The appearance of text-to-image AI generators blew my mind. First I came to know about OpenAI's DALL-E which I played with for a bit, especially simple prompts with different art styles to marvel at how a penguin or a flower could be portrayed through Impressionism, Realism, or Renaissance.
I then played for a bit with Stable Diffusion and it was mind-bending. I even tried to run it locally on my Macbook and almost get cooked Macbook.
The level of detail in the images that were generated by these models made me realize we are at the beginning of a computing revolution. I've primarily dabbled with text-to-image models and tried image-to-image a couple of times, but I can only imagine the possibilities for creators, artists, and designers. It is a huge powerful tool. Moreover, a friend of mine showed me the inpainting plugin for Adobe Photoshop (which he now uses daily), and I was taken aback.
Non-Fungible Tokens or NFTs are based on the ERC-21 standard. They represent unique, non-fungible tokens. As opposed to an ERC-20 token in the Ethereum blockchain, these can be traded but each of them represents their own entity. The common example of a fungible token is any 5€ bill that can be swapped for any other and they represent the same value. NFTs each have a unique identifier, that along with custom metadata makes the token identifiable and traceable across the blockchain transaction history. Patrick Collins explains the whole ballgame quite nicely in his YouTube channel:
NFTs can have some metadata associated with them. It can be an image, a gif, a video, or even a piece of ownership.

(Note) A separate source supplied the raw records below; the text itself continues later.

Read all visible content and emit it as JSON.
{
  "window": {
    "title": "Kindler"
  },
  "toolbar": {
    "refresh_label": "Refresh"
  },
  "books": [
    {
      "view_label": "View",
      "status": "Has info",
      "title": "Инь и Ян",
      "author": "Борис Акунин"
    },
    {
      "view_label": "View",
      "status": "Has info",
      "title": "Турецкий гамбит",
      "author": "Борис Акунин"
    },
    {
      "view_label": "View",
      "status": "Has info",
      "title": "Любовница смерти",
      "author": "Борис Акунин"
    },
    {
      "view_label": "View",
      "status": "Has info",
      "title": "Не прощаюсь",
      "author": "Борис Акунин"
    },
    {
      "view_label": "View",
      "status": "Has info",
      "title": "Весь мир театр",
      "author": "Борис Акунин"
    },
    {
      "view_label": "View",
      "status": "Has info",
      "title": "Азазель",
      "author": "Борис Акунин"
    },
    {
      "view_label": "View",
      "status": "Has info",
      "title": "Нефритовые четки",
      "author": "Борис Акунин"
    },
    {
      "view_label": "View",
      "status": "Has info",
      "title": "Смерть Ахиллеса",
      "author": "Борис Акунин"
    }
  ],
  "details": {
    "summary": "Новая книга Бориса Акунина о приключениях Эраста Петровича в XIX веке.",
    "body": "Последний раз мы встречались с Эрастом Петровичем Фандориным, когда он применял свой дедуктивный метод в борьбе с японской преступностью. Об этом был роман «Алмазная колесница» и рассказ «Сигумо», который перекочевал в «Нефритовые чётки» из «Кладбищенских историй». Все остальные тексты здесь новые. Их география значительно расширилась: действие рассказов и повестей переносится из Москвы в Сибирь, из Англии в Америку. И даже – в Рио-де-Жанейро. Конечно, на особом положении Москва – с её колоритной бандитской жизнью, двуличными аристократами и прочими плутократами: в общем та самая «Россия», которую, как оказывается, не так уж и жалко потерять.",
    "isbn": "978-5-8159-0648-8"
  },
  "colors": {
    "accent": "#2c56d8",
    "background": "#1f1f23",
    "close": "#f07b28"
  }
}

They started out initially focused on digital art, and ever since, plenty of artists, creators, and hobbyists, have jumped on the NFT wagon. Very well-known NFT art collections are the Bored Ape Yacht Club and the CoolCats. Nowadays you can invest, trade, and exchange NFTs in multiple marketplaces like OpenSea, Rarible, and SuperRare.
Some other uses for NFTs are ticketing, virtual real estate or even tokenizing actual real estate.
Motivation
I started scouting OpenSea for collections with the JRPG, RPG, and Pixel Art themes and didn't really find much.
Then I thought to myself that it would be cool to have a collection of NFTs that evoked those characters from the JRPG games I love. And, for them to be generated using a combination of classes, traits, attributes, and gear so that no two characters would be the same. Getting that collectibles vibe on.
Creating the NFT Collection
I set out to create 64 different images by combining three different sets: character classes, color schemas, and weapons. I decided to keep it very simple.
I asked ChatGPT to generate 20 different prompts to feed the AI model using the prompt:
I want to generate a bunch of prompts that will be used to generate images using machine learning. To do that, I will give you a list of classes, a list of colors, and a list of weapons. I want you to write 20 prompts that I can use to generate images by combining these groups of words. The classes are barbarian, druid, wizard, paladin, priest, warlock, and shaman. The colors are blue, red, green, yellow, pink, white, and black. The weapons are scepter, axe, sword, two swords, bow, hammer.
The result of executing the prompt is a list of character descriptions featuring the class, color scheme, and weapon of choice. Here are a couple of examples of the generated output:
- A shaman with tribal tattoos, wearing a headdress of feathers and bones, holding a mystical green gem.
- A barbarian warrior swinging a massive hammer, covered in yellow war paint, ready for battle.
Descriptive, succinct, and to the point. On to the next step.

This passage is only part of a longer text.